458 II. 6
Being and Time

[406] The question of whether and how time has any 'Being', and of why and in what sense we designate it as 'being', cannot be answered until we have shown to what extent temporality itself, in the totality of its temporalizing makes it possible for us somehow to have an understanding of Being and address ourselves to entities. Our chapter will be divided as follows: Dasein's temporality, and our concern with time (Section 79); the time with which we concern ourselves, and within-time-ness (Section 80); within-time-ness and the genesis of the ordinary conception of time (Section 81); a comparison of the existential-ontological connection of temporality, Dasein, and world-time, with Hegel's way of taking the relation between time and spirit (Section 82); the existential-temporal analytic of Dasein and the question of fundamental ontology as to the meaning of Being in general (Section 83).
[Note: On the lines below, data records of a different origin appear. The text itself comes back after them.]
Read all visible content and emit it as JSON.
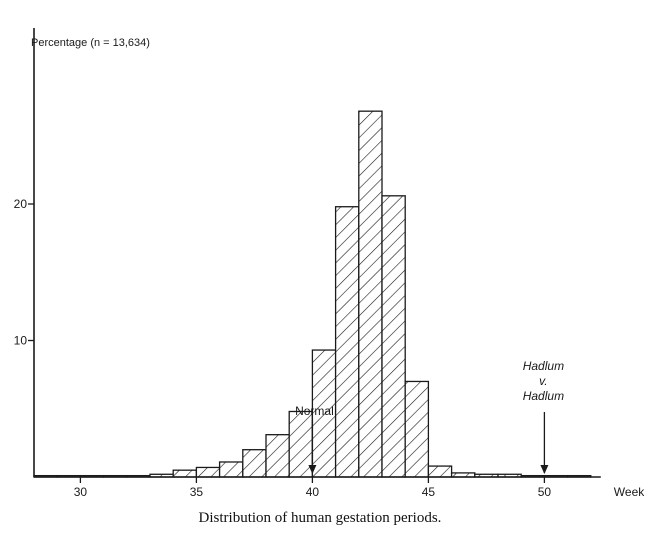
{
  "chart_data": {
    "type": "bar",
    "title": "Distribution of human gestation periods.",
    "ylabel": "Percentage (n = 13,634)",
    "xlabel": "Week",
    "xlim": [
      28,
      52
    ],
    "ylim": [
      0,
      27
    ],
    "x_ticks": [
      30,
      35,
      40,
      45,
      50
    ],
    "y_ticks": [
      10,
      20
    ],
    "bins": [
      {
        "week": 28,
        "value": 0.1
      },
      {
        "week": 29,
        "value": 0.1
      },
      {
        "week": 30,
        "value": 0.1
      },
      {
        "week": 31,
        "value": 0.1
      },
      {
        "week": 32,
        "value": 0.1
      },
      {
        "week": 33,
        "value": 0.2
      },
      {
        "week": 34,
        "value": 0.5
      },
      {
        "week": 35,
        "value": 0.7
      },
      {
        "week": 36,
        "value": 1.1
      },
      {
        "week": 37,
        "value": 2.0
      },
      {
        "week": 38,
        "value": 3.1
      },
      {
        "week": 39,
        "value": 4.8
      },
      {
        "week": 40,
        "value": 9.3
      },
      {
        "week": 41,
        "value": 19.8
      },
      {
        "week": 42,
        "value": 26.8
      },
      {
        "week": 43,
        "value": 20.6
      },
      {
        "week": 44,
        "value": 7.0
      },
      {
        "week": 45,
        "value": 0.8
      },
      {
        "week": 46,
        "value": 0.3
      },
      {
        "week": 47,
        "value": 0.2
      },
      {
        "week": 48,
        "value": 0.2
      },
      {
        "week": 49,
        "value": 0.1
      },
      {
        "week": 50,
        "value": 0.1
      },
      {
        "week": 51,
        "value": 0.1
      }
    ],
    "annotations": [
      {
        "label": "Normal",
        "x": 40
      },
      {
        "label": "Hadlum\nv.\nHadlum",
        "x": 50
      }
    ]
  }
}
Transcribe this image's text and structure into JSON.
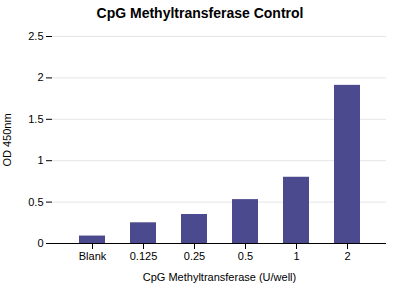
{
  "chart_data": {
    "type": "bar",
    "title": "CpG Methyltransferase Control",
    "xlabel": "CpG Methyltransferase (U/well)",
    "ylabel": "OD 450nm",
    "categories": [
      "Blank",
      "0.125",
      "0.25",
      "0.5",
      "1",
      "2"
    ],
    "values": [
      0.09,
      0.25,
      0.35,
      0.53,
      0.8,
      1.91
    ],
    "color": "#4B4A8F",
    "ylim": [
      0,
      2.5
    ],
    "yticks": [
      0,
      0.5,
      1,
      1.5,
      2,
      2.5
    ],
    "grid": true
  }
}
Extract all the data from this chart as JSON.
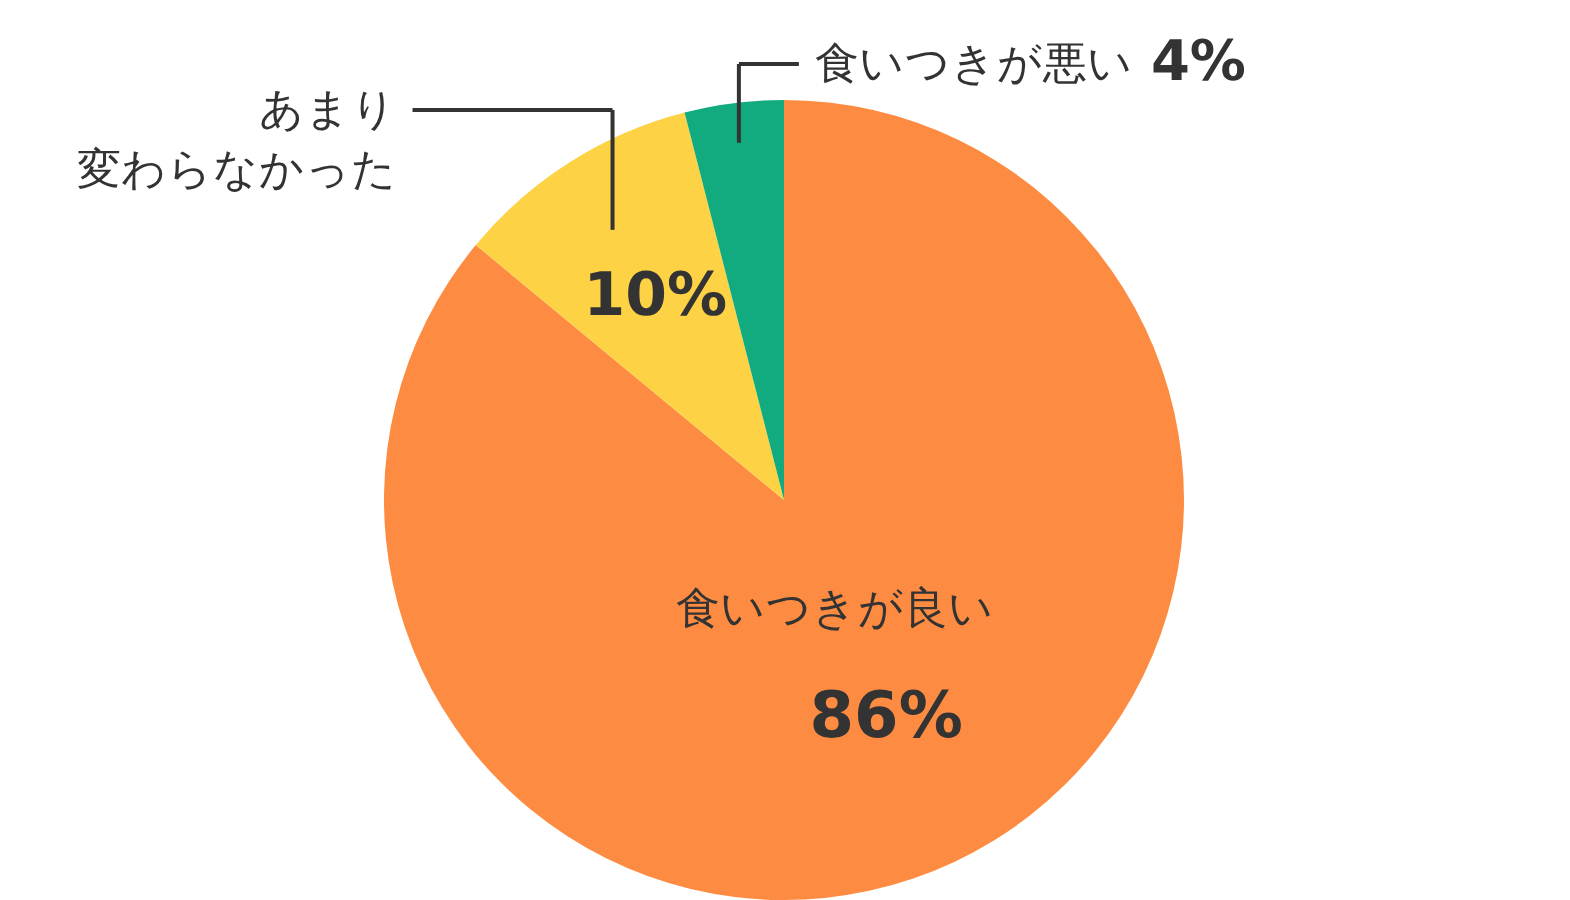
{
  "chart_data": {
    "type": "pie",
    "categories": [
      "食いつきが良い",
      "あまり変わらなかった",
      "食いつきが悪い"
    ],
    "values": [
      86,
      10,
      4
    ],
    "colors": [
      "#fd8c42",
      "#fdd245",
      "#12ab7f"
    ],
    "value_labels": [
      "86%",
      "10%",
      "4%"
    ]
  }
}
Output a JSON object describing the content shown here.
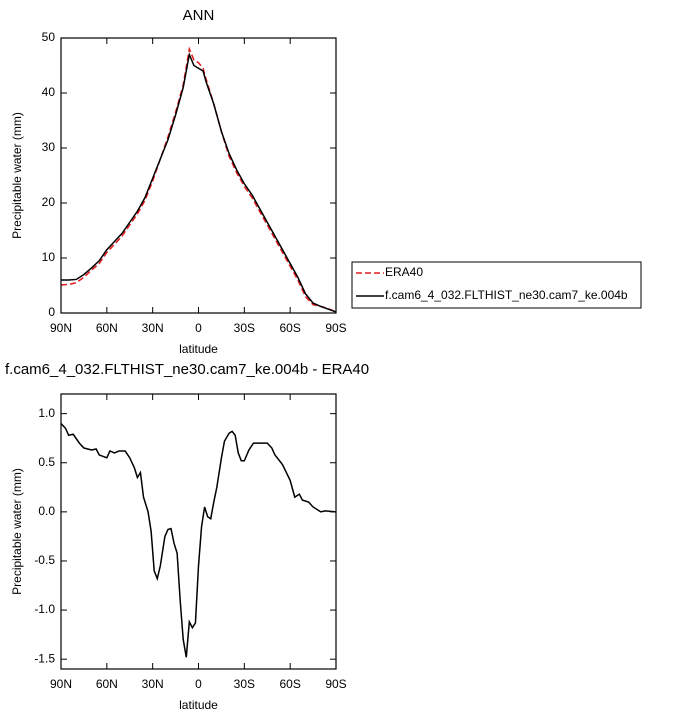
{
  "chart_data": [
    {
      "type": "line",
      "title": "ANN",
      "x_label": "latitude",
      "y_label": "Precipitable water (mm)",
      "x": [
        90,
        85,
        80,
        75,
        70,
        65,
        60,
        55,
        50,
        45,
        40,
        35,
        30,
        25,
        20,
        15,
        10,
        6,
        3,
        0,
        -3,
        -5,
        -10,
        -15,
        -20,
        -25,
        -30,
        -35,
        -40,
        -45,
        -50,
        -55,
        -60,
        -65,
        -70,
        -75,
        -80,
        -85,
        -90
      ],
      "series": [
        {
          "name": "ERA40",
          "color": "#e41a1c",
          "style": "dashed",
          "values": [
            5.1,
            5.2,
            5.5,
            6.5,
            7.8,
            9,
            11,
            12.5,
            14,
            16,
            18,
            20.5,
            24,
            28,
            32,
            36.5,
            41.5,
            48,
            46,
            45.5,
            44.5,
            42.5,
            38,
            33,
            28.5,
            25.5,
            23,
            21,
            18.5,
            16,
            13.5,
            11,
            8.5,
            6,
            3,
            1.5,
            1.2,
            0.8,
            0.2
          ]
        },
        {
          "name": "f.cam6_4_032.FLTHIST_ne30.cam7_ke.004b",
          "color": "#000000",
          "style": "solid",
          "values": [
            6.0,
            6.0,
            6.1,
            7,
            8.2,
            9.5,
            11.5,
            13,
            14.5,
            16.5,
            18.5,
            21,
            24.5,
            28,
            31.5,
            36,
            41,
            47,
            45,
            44.5,
            44,
            42,
            38,
            33,
            29,
            26,
            23.5,
            21.5,
            19,
            16.5,
            14,
            11.5,
            9,
            6.5,
            3.5,
            1.8,
            1.2,
            0.7,
            0.2
          ]
        }
      ],
      "xlim": [
        90,
        -90
      ],
      "xticks": [
        {
          "value": 90,
          "label": "90N"
        },
        {
          "value": 60,
          "label": "60N"
        },
        {
          "value": 30,
          "label": "30N"
        },
        0,
        {
          "value": -30,
          "label": "30S"
        },
        {
          "value": -60,
          "label": "60S"
        },
        {
          "value": -90,
          "label": "90S"
        }
      ],
      "ylim": [
        0,
        50
      ],
      "yticks": [
        0,
        10,
        20,
        30,
        40,
        50
      ],
      "legend": "right"
    },
    {
      "type": "line",
      "title": "f.cam6_4_032.FLTHIST_ne30.cam7_ke.004b - ERA40",
      "x_label": "latitude",
      "y_label": "Precipitable water (mm)",
      "x": [
        90,
        87,
        85,
        82,
        78,
        75,
        70,
        67,
        65,
        60,
        58,
        55,
        52,
        48,
        45,
        42,
        40,
        38,
        36,
        33,
        31,
        29,
        27,
        25,
        22,
        20,
        18,
        16,
        14,
        12,
        10,
        8,
        6,
        4,
        2,
        0,
        -2,
        -4,
        -6,
        -8,
        -10,
        -12,
        -15,
        -17,
        -20,
        -22,
        -24,
        -26,
        -28,
        -30,
        -33,
        -36,
        -40,
        -45,
        -48,
        -50,
        -55,
        -60,
        -63,
        -66,
        -68,
        -72,
        -75,
        -78,
        -80,
        -83,
        -90
      ],
      "series": [
        {
          "color": "#000000",
          "style": "solid",
          "values": [
            0.9,
            0.85,
            0.78,
            0.79,
            0.7,
            0.65,
            0.63,
            0.64,
            0.58,
            0.55,
            0.62,
            0.6,
            0.62,
            0.62,
            0.55,
            0.45,
            0.35,
            0.4,
            0.15,
            0.0,
            -0.2,
            -0.6,
            -0.68,
            -0.55,
            -0.25,
            -0.18,
            -0.17,
            -0.32,
            -0.42,
            -0.9,
            -1.3,
            -1.48,
            -1.12,
            -1.18,
            -1.13,
            -0.55,
            -0.15,
            0.05,
            -0.05,
            -0.07,
            0.1,
            0.25,
            0.55,
            0.72,
            0.8,
            0.82,
            0.78,
            0.6,
            0.52,
            0.52,
            0.63,
            0.7,
            0.7,
            0.7,
            0.65,
            0.58,
            0.48,
            0.32,
            0.15,
            0.18,
            0.12,
            0.1,
            0.05,
            0.02,
            0.0,
            0.01,
            0.0
          ]
        }
      ],
      "xlim": [
        90,
        -90
      ],
      "xticks": [
        {
          "value": 90,
          "label": "90N"
        },
        {
          "value": 60,
          "label": "60N"
        },
        {
          "value": 30,
          "label": "30N"
        },
        0,
        {
          "value": -30,
          "label": "30S"
        },
        {
          "value": -60,
          "label": "60S"
        },
        {
          "value": -90,
          "label": "90S"
        }
      ],
      "ylim": [
        -1.6,
        1.2
      ],
      "yticks": [
        {
          "value": -1.5,
          "label": "-1.5"
        },
        {
          "value": -1.0,
          "label": "-1.0"
        },
        -0.5,
        {
          "value": 0,
          "label": "0.0"
        },
        0.5,
        {
          "value": 1.0,
          "label": "1.0"
        }
      ]
    }
  ]
}
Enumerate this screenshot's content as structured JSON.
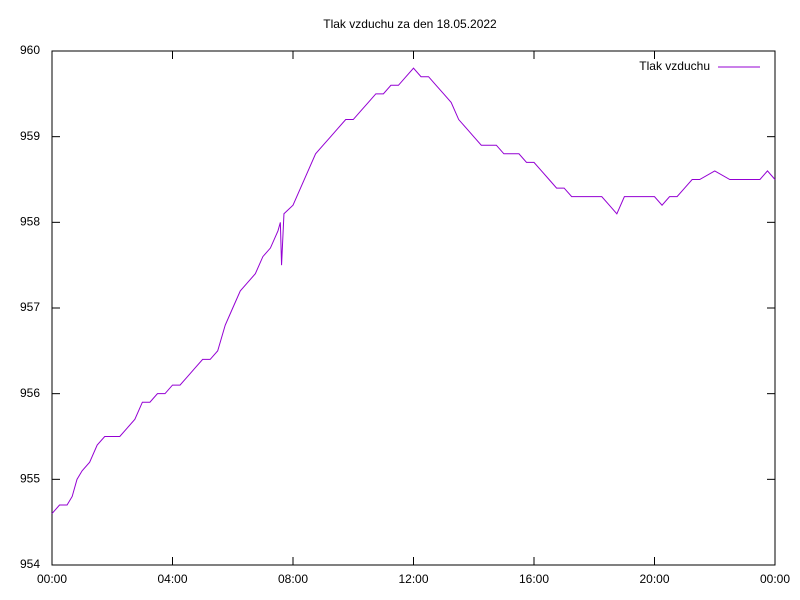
{
  "chart_data": {
    "type": "line",
    "title": "Tlak vzduchu za den 18.05.2022",
    "x": [
      0,
      0.25,
      0.5,
      0.67,
      0.83,
      1,
      1.25,
      1.5,
      1.75,
      2,
      2.25,
      2.5,
      2.75,
      3,
      3.25,
      3.5,
      3.75,
      4,
      4.25,
      4.5,
      4.75,
      5,
      5.25,
      5.5,
      5.75,
      6,
      6.25,
      6.5,
      6.75,
      7,
      7.25,
      7.5,
      7.58,
      7.62,
      7.7,
      8,
      8.25,
      8.5,
      8.75,
      9,
      9.25,
      9.5,
      9.75,
      10,
      10.25,
      10.5,
      10.75,
      11,
      11.25,
      11.5,
      11.75,
      12,
      12.25,
      12.5,
      12.75,
      13,
      13.25,
      13.5,
      13.75,
      14,
      14.25,
      14.5,
      14.75,
      15,
      15.25,
      15.5,
      15.75,
      16,
      16.25,
      16.5,
      16.75,
      17,
      17.25,
      17.5,
      17.75,
      18,
      18.25,
      18.5,
      18.75,
      19,
      19.5,
      20,
      20.25,
      20.5,
      20.75,
      21,
      21.25,
      21.5,
      22,
      22.5,
      22.75,
      23,
      23.5,
      23.75,
      24
    ],
    "series": [
      {
        "name": "Tlak vzduchu",
        "color": "#9400d3",
        "values": [
          954.6,
          954.7,
          954.7,
          954.8,
          955.0,
          955.1,
          955.2,
          955.4,
          955.5,
          955.5,
          955.5,
          955.6,
          955.7,
          955.9,
          955.9,
          956.0,
          956.0,
          956.1,
          956.1,
          956.2,
          956.3,
          956.4,
          956.4,
          956.5,
          956.8,
          957.0,
          957.2,
          957.3,
          957.4,
          957.6,
          957.7,
          957.9,
          958.0,
          957.5,
          958.1,
          958.2,
          958.4,
          958.6,
          958.8,
          958.9,
          959.0,
          959.1,
          959.2,
          959.2,
          959.3,
          959.4,
          959.5,
          959.5,
          959.6,
          959.6,
          959.7,
          959.8,
          959.7,
          959.7,
          959.6,
          959.5,
          959.4,
          959.2,
          959.1,
          959.0,
          958.9,
          958.9,
          958.9,
          958.8,
          958.8,
          958.8,
          958.7,
          958.7,
          958.6,
          958.5,
          958.4,
          958.4,
          958.3,
          958.3,
          958.3,
          958.3,
          958.3,
          958.2,
          958.1,
          958.3,
          958.3,
          958.3,
          958.2,
          958.3,
          958.3,
          958.4,
          958.5,
          958.5,
          958.6,
          958.5,
          958.5,
          958.5,
          958.5,
          958.6,
          958.5
        ]
      }
    ],
    "xlim": [
      0,
      24
    ],
    "xticks": [
      {
        "value": 0,
        "label": "00:00"
      },
      {
        "value": 4,
        "label": "04:00"
      },
      {
        "value": 8,
        "label": "08:00"
      },
      {
        "value": 12,
        "label": "12:00"
      },
      {
        "value": 16,
        "label": "16:00"
      },
      {
        "value": 20,
        "label": "20:00"
      },
      {
        "value": 24,
        "label": "00:00"
      }
    ],
    "ylim": [
      954,
      960
    ],
    "yticks": [
      954,
      955,
      956,
      957,
      958,
      959,
      960
    ],
    "grid": false,
    "legend": "top-right"
  }
}
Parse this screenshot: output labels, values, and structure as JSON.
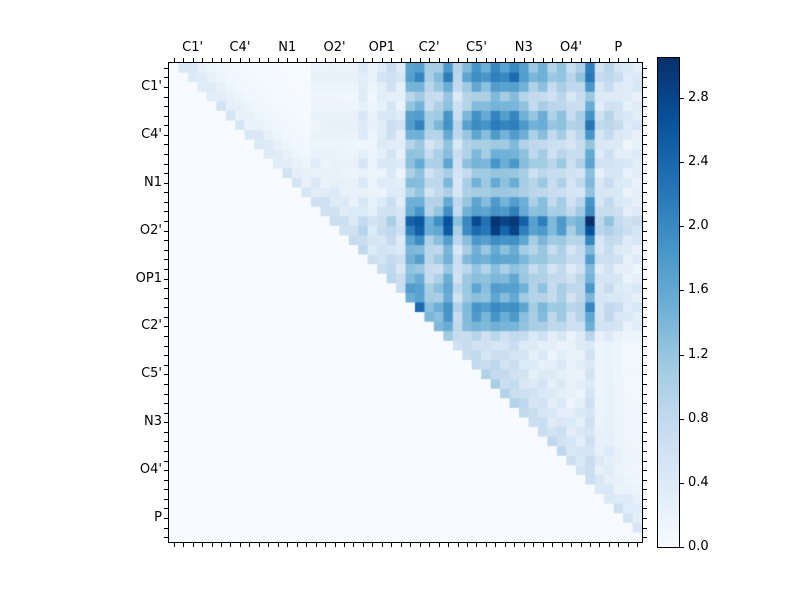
{
  "figure": {
    "background": "#ffffff",
    "title": ""
  },
  "chart_data": {
    "type": "heatmap",
    "title": "",
    "xlabel": "",
    "ylabel": "",
    "x_tick_labels": [
      "C1'",
      "C4'",
      "N1",
      "O2'",
      "OP1",
      "C2'",
      "C5'",
      "N3",
      "O4'",
      "P"
    ],
    "y_tick_labels": [
      "C1'",
      "C4'",
      "N1",
      "O2'",
      "OP1",
      "C2'",
      "C5'",
      "N3",
      "O4'",
      "P"
    ],
    "n_cells": 50,
    "cells_per_label": 5,
    "grid": false,
    "value_range": {
      "vmin": 0.0,
      "vmax": 3.05
    },
    "colorbar": {
      "position": "right",
      "tick_labels": [
        "0.0",
        "0.4",
        "0.8",
        "1.2",
        "1.6",
        "2.0",
        "2.4",
        "2.8"
      ],
      "tick_values": [
        0.0,
        0.4,
        0.8,
        1.2,
        1.6,
        2.0,
        2.4,
        2.8
      ]
    },
    "colormap": {
      "name": "Blues",
      "stops": [
        [
          0.0,
          "#f7fbff"
        ],
        [
          0.125,
          "#deebf7"
        ],
        [
          0.25,
          "#c6dbef"
        ],
        [
          0.375,
          "#9ecae1"
        ],
        [
          0.5,
          "#6baed6"
        ],
        [
          0.625,
          "#4292c6"
        ],
        [
          0.75,
          "#2171b5"
        ],
        [
          0.875,
          "#08519c"
        ],
        [
          1.0,
          "#08306b"
        ]
      ]
    },
    "matrix_model": {
      "description": "Upper-triangular heatmap (values only for column > row). Cell value = row_weight*col_weight*scale + near_diag_amp*exp(-(j-i-1)/near_diag_decay), capped at vmax. Weights estimated from stripe intensities in the figure.",
      "scale": 0.025,
      "near_diag_amp": 0.45,
      "near_diag_decay": 3,
      "noise_amp": 0.04,
      "row_weights": [
        8,
        9,
        7,
        5,
        6,
        8,
        9,
        7,
        5,
        6,
        7,
        5,
        6,
        5,
        7,
        8,
        12,
        11,
        8,
        6,
        7,
        5,
        6,
        7,
        6,
        8,
        7,
        6,
        3,
        2,
        2,
        2,
        2,
        2,
        2,
        2,
        2,
        2,
        2,
        2,
        2,
        2,
        1,
        1,
        1,
        1,
        1,
        1,
        0,
        0
      ],
      "col_weights": [
        0,
        0,
        0,
        0,
        0,
        0,
        0,
        0,
        0,
        0,
        0,
        0,
        0,
        0,
        0,
        1,
        1,
        1,
        1,
        1,
        2,
        1,
        2,
        3,
        2,
        8,
        9,
        5,
        6,
        9,
        4,
        7,
        9,
        8,
        10,
        9,
        10,
        8,
        6,
        7,
        5,
        6,
        4,
        5,
        10,
        3,
        4,
        3,
        2,
        2
      ]
    }
  }
}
79. Dasein's Temporality, and our Concern with Time

Dasein exists as an entity for which, in its Being, that Being is itself an issue. Essentially ahead of itself, it has projected itself upon its potentiality-for-Being before going on to any mere consideration of itself. In its projection it reveals itself as something which has been thrown. It has been thrownly abandoned to the 'world', and falls into it concernfully.1 As care—that is, as existing in the unity of the projection which has been fallingly thrown—this entity has been disclosed as a "there". As being with Others, it maintains itself in an average way of interpreting—a way which has been Articulated in discourse and expressed in language. Being-in-the-world has always expressed itself, and as Being alongside entities encountered within-the-world, it constantly expresses itself in addressing itself to the very object of its concern and discussing it, The concern of circumspective common sense is grounded in temporality—indeed in the mode of a making-present which retains and awaits. Such concern, as concernfully reckoning up, planning, preventing, or taking precautions, always says (whether audibly or not) that something is to happen 'then', that something else is to be attended to 'beforehand', that what has failed or eluded us 'on that former occasion' is something that we must 'now' make up for.2

In the 'then', concern expresses itself as awaiting; in the 'on that former occasion', as retaining; in the 'now', as making present. In the 'then'—but mostly unexpressed—lies the 'now-not-yet'; that is to say, this is


1 'Geworfen der "Welt" überlassen, verfällt es besorgend an sie.'

2 '... "dann"—soll das geschehen, "zuvor"—jenes seine Erledigung finden, "jezt"—das nachgeholt werden, was "damals" misslang und entging.' Notice that the German 'dann', unlike its English cognate 'then', is here thought of as having primarily a future reference.